Question

A rectangular coil of copper wires is rotated in a magnetic field. The direction of the induced current changes once in each:
A. Two revolution
B. One revolution
C. Half revolution
D. One fourth revolution

Answer 1

This question utilizes the concept of induced currents. We know that current can be induced in a conducting loop when it is exposed to a changing magnetic field. Here, the flux through the rectangular loop is constantly changing, hence current is induced in the rectangular coil.

Rules used:
Fleming's Right hand rule: It states that when the thumb, the index finger and the middle finger of the Right hand is kept mutually perpendicular to each other, the thumb gives the direction of motion, the index finger gives the direction of magnetic field and the middle finger gives the direction of the induced current.

Complete step by step answer:
According to the given question, a rectangular coil of copper wires is rotating in a constant magnetic field.
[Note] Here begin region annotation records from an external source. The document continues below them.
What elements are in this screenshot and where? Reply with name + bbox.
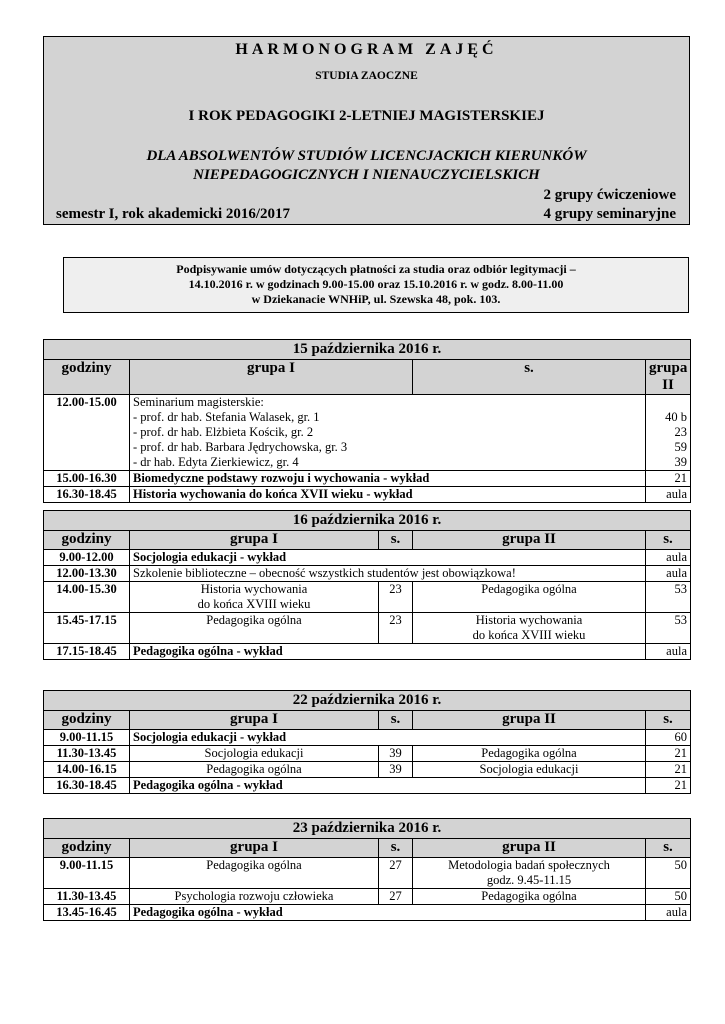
seminar-cell — [130, 395, 646, 471]
room-cell: 53 — [646, 613, 691, 644]
notice-line: w Dziekanacie WNHiP, ul. Szewska 48, pok. 103. — [251, 292, 501, 306]
time-cell: 14.00-16.15 — [44, 762, 130, 778]
class-name: Pedagogika ogólna — [206, 613, 302, 627]
room-cell: 50 — [646, 858, 691, 889]
time-cell: 14.00-15.30 — [44, 582, 130, 613]
seminar-supervisor: - dr hab. Edyta Zierkiewicz, gr. 4 — [133, 455, 299, 469]
time-cell: 17.15-18.45 — [44, 644, 130, 660]
table-row — [44, 582, 691, 613]
program-title: I ROK PEDAGOGIKI 2-LETNIEJ MAGISTERSKIEJ — [188, 108, 545, 124]
column-header-group-2: grupa II — [413, 839, 646, 858]
lecture-cell: Historia wychowania do końca XVII wieku - wykład — [130, 487, 646, 503]
room-cell — [646, 395, 691, 471]
table-row — [44, 395, 691, 471]
room-cell: 27 — [379, 858, 413, 889]
lecture-cell: Socjologia edukacji - wykład — [130, 730, 646, 746]
column-header-hours: godziny — [44, 711, 130, 730]
time-cell: 16.30-18.45 — [44, 778, 130, 794]
group-2-class — [413, 858, 646, 889]
payment-notice — [63, 257, 689, 313]
time-cell: 15.00-16.30 — [44, 471, 130, 487]
column-header-group-1: grupa I — [130, 360, 413, 395]
notice-line: 14.10.2016 r. w godzinach 9.00-15.00 oraz 15.10.2016 r. w godz. 8.00-11.00 — [188, 277, 564, 291]
class-name: do końca XVIII wieku — [472, 628, 586, 642]
group-1-class: Socjologia edukacji — [130, 746, 379, 762]
groups-seminar: 4 grupy seminaryjne — [543, 206, 676, 222]
room-cell: 23 — [379, 613, 413, 644]
group-2-class — [413, 582, 646, 613]
group-2-class: Socjologia edukacji — [413, 762, 646, 778]
day-date: 23 października 2016 r. — [44, 819, 691, 839]
room-number: 40 b — [665, 410, 687, 424]
column-header-room: s. — [646, 531, 691, 550]
lecture-cell: Socjologia edukacji - wykład — [130, 550, 646, 566]
groups-exercise: 2 grupy ćwiczeniowe — [543, 187, 676, 203]
table-row — [44, 471, 691, 487]
time-cell: 11.30-13.45 — [44, 889, 130, 905]
table-row — [44, 762, 691, 778]
time-cell: 11.30-13.45 — [44, 746, 130, 762]
room-cell: 21 — [646, 471, 691, 487]
time-cell: 16.30-18.45 — [44, 487, 130, 503]
table-row — [44, 613, 691, 644]
group-2-class: Pedagogika ogólna — [413, 889, 646, 905]
room-number: 59 — [674, 440, 687, 454]
column-header-group-1: grupa I — [130, 839, 379, 858]
group-2-class: Pedagogika ogólna — [413, 746, 646, 762]
room-cell: 39 — [379, 762, 413, 778]
room-cell: aula — [646, 566, 691, 582]
table-row — [44, 730, 691, 746]
column-header-hours: godziny — [44, 531, 130, 550]
class-name: do końca XVIII wieku — [197, 597, 311, 611]
column-header-group-2: grupa II — [413, 531, 646, 550]
column-header-group-2: grupa II — [413, 711, 646, 730]
notice-line: Podpisywanie umów dotyczących płatności za studia oraz odbiór legitymacji – — [176, 262, 576, 276]
day-date: 15 października 2016 r. — [44, 340, 691, 360]
semester-info: semestr I, rok akademicki 2016/2017 — [56, 206, 291, 222]
column-header-room: s. — [379, 531, 413, 550]
room-cell: aula — [646, 644, 691, 660]
class-name: Pedagogika ogólna — [481, 582, 577, 596]
time-cell: 9.00-11.15 — [44, 858, 130, 889]
time-cell: 9.00-12.00 — [44, 550, 130, 566]
room-cell: 39 — [379, 746, 413, 762]
class-name: Metodologia badań społecznych — [448, 858, 610, 872]
column-header-hours: godziny — [44, 839, 130, 858]
table-row — [44, 746, 691, 762]
column-header-room: s. — [413, 360, 646, 395]
seminar-supervisor: - prof. dr hab. Elżbieta Kościk, gr. 2 — [133, 425, 314, 439]
group-1-class — [130, 613, 379, 644]
group-1-class: Pedagogika ogólna — [130, 858, 379, 889]
room-number: 23 — [674, 425, 687, 439]
room-cell: 23 — [379, 582, 413, 613]
target-line-1: DLA ABSOLWENTÓW STUDIÓW LICENCJACKICH KIERUNKÓW — [146, 148, 587, 164]
time-cell: 9.00-11.15 — [44, 730, 130, 746]
table-row — [44, 644, 691, 660]
table-row — [44, 550, 691, 566]
schedule-table-day-1 — [43, 339, 691, 503]
room-cell: aula — [646, 905, 691, 921]
time-cell: 12.00-13.30 — [44, 566, 130, 582]
page-subtitle: STUDIA ZAOCZNE — [315, 70, 418, 82]
room-cell: aula — [646, 550, 691, 566]
group-2-class — [413, 613, 646, 644]
room-cell: 50 — [646, 889, 691, 905]
schedule-table-day-4 — [43, 818, 691, 921]
room-cell: 53 — [646, 582, 691, 613]
lecture-cell: Pedagogika ogólna - wykład — [130, 644, 646, 660]
class-name: Historia wychowania — [200, 582, 308, 596]
table-row — [44, 566, 691, 582]
time-cell: 12.00-15.00 — [44, 395, 130, 471]
lecture-cell: Biomedyczne podstawy rozwoju i wychowania - wykład — [130, 471, 646, 487]
room-cell: 60 — [646, 730, 691, 746]
column-header-room: s. — [646, 839, 691, 858]
room-cell: aula — [646, 487, 691, 503]
lecture-cell: Pedagogika ogólna - wykład — [130, 905, 646, 921]
time-cell: 15.45-17.15 — [44, 613, 130, 644]
column-header-room: s. — [646, 711, 691, 730]
table-row — [44, 858, 691, 889]
schedule-table-day-3 — [43, 690, 691, 794]
schedule-table-day-2 — [43, 510, 691, 660]
column-header-group-2: grupa II — [646, 360, 691, 395]
day-date: 22 października 2016 r. — [44, 691, 691, 711]
column-header-group-1: grupa I — [130, 711, 379, 730]
table-row — [44, 778, 691, 794]
column-header-hours: godziny — [44, 360, 130, 395]
room-number: 39 — [674, 455, 687, 469]
time-cell: 13.45-16.45 — [44, 905, 130, 921]
group-1-class: Psychologia rozwoju człowieka — [130, 889, 379, 905]
seminar-title: Seminarium magisterskie: — [133, 395, 264, 409]
group-1-class — [130, 582, 379, 613]
room-cell: 21 — [646, 778, 691, 794]
column-header-group-1: grupa I — [130, 531, 379, 550]
lecture-cell: Pedagogika ogólna - wykład — [130, 778, 646, 794]
group-1-class: Pedagogika ogólna — [130, 762, 379, 778]
target-line-2: NIEPEDAGOGICZNYCH I NIENAUCZYCIELSKICH — [193, 167, 540, 183]
seminar-supervisor: - prof. dr hab. Stefania Walasek, gr. 1 — [133, 410, 320, 424]
table-row — [44, 905, 691, 921]
table-row — [44, 487, 691, 503]
notice-cell: Szkolenie biblioteczne – obecność wszystkich studentów jest obowiązkowa! — [130, 566, 646, 582]
header-box — [43, 36, 690, 225]
column-header-room: s. — [379, 711, 413, 730]
seminar-supervisor: - prof. dr hab. Barbara Jędrychowska, gr. 3 — [133, 440, 348, 454]
class-name: Historia wychowania — [475, 613, 583, 627]
day-date: 16 października 2016 r. — [44, 511, 691, 531]
room-cell: 21 — [646, 762, 691, 778]
class-time-note: godz. 9.45-11.15 — [486, 873, 572, 887]
table-row — [44, 889, 691, 905]
room-cell: 21 — [646, 746, 691, 762]
column-header-room: s. — [379, 839, 413, 858]
room-cell: 27 — [379, 889, 413, 905]
page-title: HARMONOGRAM ZAJĘĆ — [235, 41, 498, 58]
Let there be a magnetic field $B$ given off by a magnet. Let there be a rectangular coil $DEFG$ which is placed in the magnetic field $B$. Let there be a axis passing through the middle of coil $DEFG$ about which it is rotated as shown below

Applying Fleming's Right hand rule and putting the directions for part $DE$ , we find that the current is induced in direction $DEFGD$ .

After half rotation, from the below figure

Again, applying Fleming's Right Hand Rule for $GF$ , we find the direction of induced current to be $GFEDG$. Therefore, we can infer that current reverses its direction after every half rotation.

Thus, the correct answer is option C.

Note: Fleming's Right hand rule is only used for finding the induced current when a conductor is placed in a magnetic field(mostly in coils) whereas Fleming's Left hand rule is used to find the direction of force when a current carrying wire is placed in a magnetic field. They should not be confused with each other.